In general, insurers will be required to offer coverage to children with pre-existing conditions; will have to allow many young adults to stay on their parents’ policies up to age 26; cannot impose lifetime limits on coverage of “essential health benefits”; and cannot charge co-payments for recommended preventive services.
Kathleen Sebelius, the secretary of health and human services, said that repeal would mean “taking those benefits away.”
Moreover, she said, if Congress repeals the law, small businesses will lose tax credits that help pay for health benefits, and officials will lose tools needed to root out fraud in Medicare and Medicaid.
House Republicans said their agenda for the next Congress would focus on jobs, spending, national security and adjustments in House rules and procedures, as well as health care.
Senator Lamar Alexander of Tennessee, the No. 3 Republican in the Senate, said: “If there was a straight bill to repeal the health care law, I would vote for it because I think it’s such a historic mistake.
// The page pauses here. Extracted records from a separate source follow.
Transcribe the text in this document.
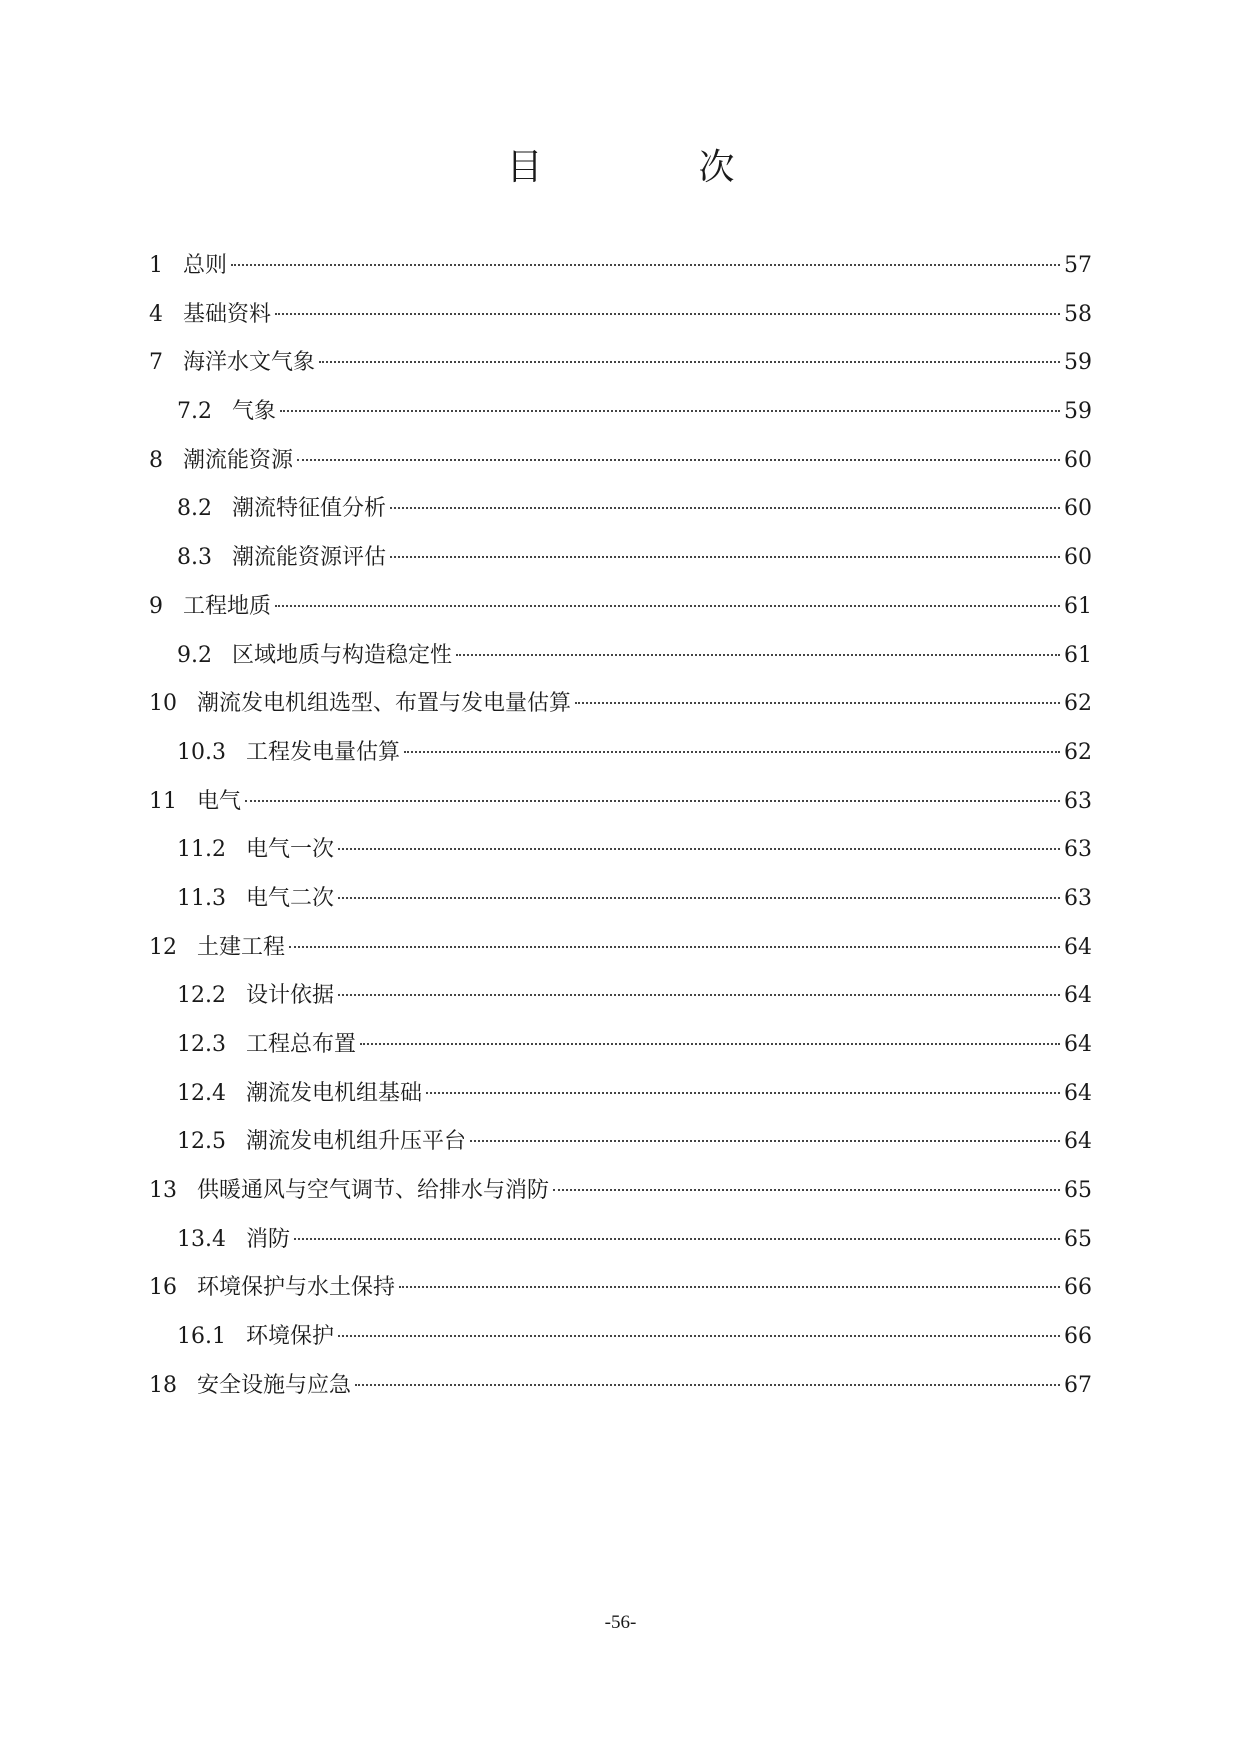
目　次
1 总则	57
4 基础资料	58
7 海洋水文气象	59
7.2 气象	59
8 潮流能资源	60
8.2 潮流特征值分析	60
8.3 潮流能资源评估	60
9 工程地质	61
9.2 区域地质与构造稳定性	61
10 潮流发电机组选型、布置与发电量估算	62
10.3 工程发电量估算	62
11 电气	63
11.2 电气一次	63
11.3 电气二次	63
12 土建工程	64
12.2 设计依据	64
12.3 工程总布置	64
12.4 潮流发电机组基础	64
12.5 潮流发电机组升压平台	64
13 供暖通风与空气调节、给排水与消防	65
13.4 消防	65
16 环境保护与水土保持	66
16.1 环境保护	66
18 安全设施与应急	67
-56-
If that doesn’t succeed, I think we’ll go step by step. We can try to delay funding of some provisions and remove some of the taxes.”
However, Mr. Alexander added: “The bill included several items that Republicans are for, such as dealing with pre-existing conditions. So we would be careful to include those in any final legislation.”
Senator Olympia J. Snowe, Republican of Maine, said she supported efforts to make major changes in the law because she doubted that it would work. The law, she said, could inadvertently create an incentive for employers to discontinue coverage because the financial penalties for not offering insurance are far less than the cost of providing it.
Mr. Hatch is working on alternatives that would give states more discretion about how to expand coverage. “I would prefer to have 50 state laboratories doing it rather than the almighty federal government,” he said.
Without changing a word of the law, Republicans, especially if they gain control of the House or Senate, can put Democrats on the defensive with Congressional hearings and investigations intended to expose problems.
Republicans said they would also try to override or rewrite some of the regulations issued by the Obama administration without a full opportunity for public comment. They could do so by attaching provisions to spending bills for the relevant regulatory agencies, among other methods.
“Wholesale repeal is highly unlikely,” said Gail R. Wilensky, who ran Medicare and Medicaid from 1990 to 1992. “But if there is a significant shift in the makeup of Congress, which appears likely, Republicans could definitely impact the regulations.”
Senator Michael B. Enzi, Republican of Wyoming, said he was particularly concerned about rules that could make it difficult for employers to keep their current health plans intact. Many Republicans also want to repeal provisions that restrict the use of health savings accounts and flexible spending arrangements for medical expenses.
How far Republicans go will depend on how many votes they have. “The more Republicans we have here, the more changes we can make,” Mr. Alexander said.